Ámsterdam, 29 enero .- La Agencia Europea del Medicamento (EMA) dio hoy luz verde al uso condicional de la vacuna de AstraZeneca y la Universidad de Oxford en la Unión Europea (UE), aunque solo para los mayores de 18 años, por considerar que no hay evidencias de su eficacia por debajo de esa edad.
La Comisión Europea tendrá ahora que estudiar las conclusiones del comité de medicamentos humanos (CHMP) de la EMA antes de dar definitivamente una licencia a esta farmacéutica, con la que se encuentra negociando la entrega de todas las dosis prometidas durante el primer trimestre de este año.
Según los expertos de la EMA, «no hay razones para pensar que esta vacuna no sea efectiva contra las mutaciones» que ha sufrido el SARS-CoV-2, (como la nueva cepa británica, aparentemente más contagiosa que las variantes anteriores del coronavirus), aunque la agencia prometió «seguir analizando esta cuestión» en las próximas semanas.

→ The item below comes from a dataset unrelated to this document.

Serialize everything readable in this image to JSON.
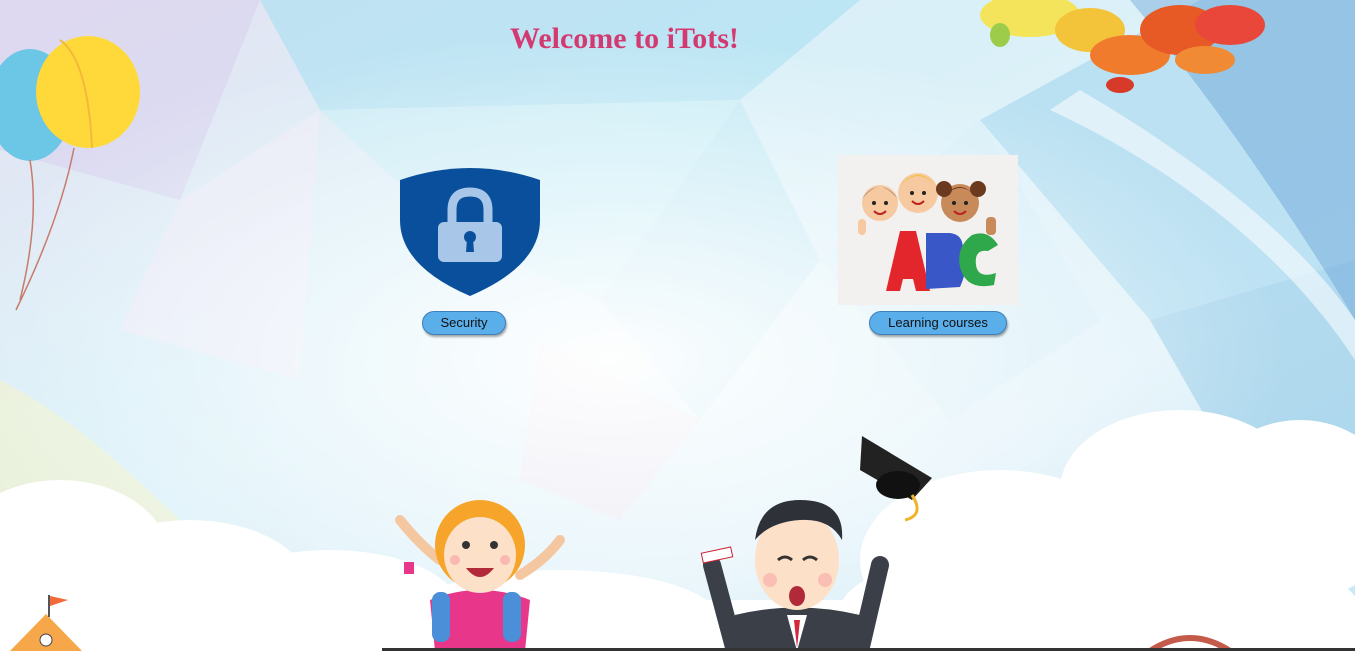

De lograr la licencia por parte de la Comisión, la de AstraZeneca será la tercera vacuna del covid-19 que se autoriza al mismo tiempo y en las mismas condiciones para todos los países de la UE desde que comenzó la pandemia, sumándose a las desarrolladas por Pfizer/BioNTech y Moderna.
El CHMP llegó a esta conclusión positiva a partir de los resultados combinados de cuatro ensayos clínicos, con unos 24.000 participantes en total, llevados a cabo en Reino Unido, Brasil y Sudáfrica, y que muestran que la vacuna de AstraZeneca es «segura y eficaz» para prevenir el covid-19 en adultos.
MAYORES DE 55 AÑOS, INCLUIDOS
La EMA subrayó que gran parte de los participantes en los estudios clínicos analizados tenían entre 18 y 55 años, por lo que «no hay suficientes resultados entre los voluntarios mayores de 55 años como para dar una cifra sobre cómo funciona la vacuna en este grupo», pero señaló que «se espera que proteja» porque la vacuna es segura, pero no dice cuán eficaz es a partir de esa edad.
No obstante, la EMA subrayó que este grupo tiene una respuesta inmune “suficiente” para recibir este fármaco, aunque espera más información de otros estudios clínicos en curso, que incluyen voluntarios de «edad avanzada» en una proporción suficiente como para sacar conclusiones sobre el porcentaje de eficacia.
Los efectos secundarios más comunes detectados en los ensayos clínicos son dolor y sensibilidad en el lugar de la inyección, dolor de cabeza, cansancio, dolor muscular, sensación general de malestar, escalofríos, fiebre, dolor en las articulaciones y náuseas.
Todos esos síntomas, que son de carácter leve o moderado y desaparecen unos días después de la vacunación, son habituales en cualquier otra vacuna o medicamento ya disponible en el mercado, recordó la EMA.
DOS DOSIS ESTÁNDAR, HASTA 12 SEMANAS DESPUÉS
Este antídoto, que demostró una eficacia de alrededor del 60% en los ensayos clínicos analizados, se tendrá que administrar en dos dosis estándar, y la segunda inyección deberá ponerse entre 4 y 12 semanas después de la primera.
«Con esta tercera opinión positiva, hemos ampliado aún más el arsenal de vacunas disponibles para los estados miembros de la UE y el Espacio Económico Europeo (EEE) para combatir la pandemia y proteger a sus ciudadanos», explicó la directora ejecutiva de la EMA, Emer Cooke.
Subrayó que, como con Pfizer y Moderna, el CHMP ha evaluado «rigurosamente» la vacuna de AstraZeneca, y defendió que «la base científica» del trabajo de la EMA respalda su «firme compromiso de salvaguardar la salud de los ciudadanos» de la UE.
La decisión de aprobar este fármaco a nivel científico se tomó por unanimidad entre todos los representantes de los países de la Unión.
A diferencia de las otras dos vacunas, que necesitan estar almacenadas en congeladores, a menos 70 grados centígrados en el caso de Pfizer, y a menos 20 en Moderna, la de AstraZeneca se transporta y almacena en sistemas de refrigeración a entre 2 y 8 grados, y se puede conservar durante al menos seis meses en estas condiciones.
La farmacéutica mantiene un tira y afloja con Bruselas después de anunciar la semana pasada que, por problemas de producción del fármaco, planea entregar menos dosis de las prometidas a la UE, lo que supondrá que los europeos recibirán 31 millones de vacunas, en lugar de las 80 millones adquiridas en este primer trimestre.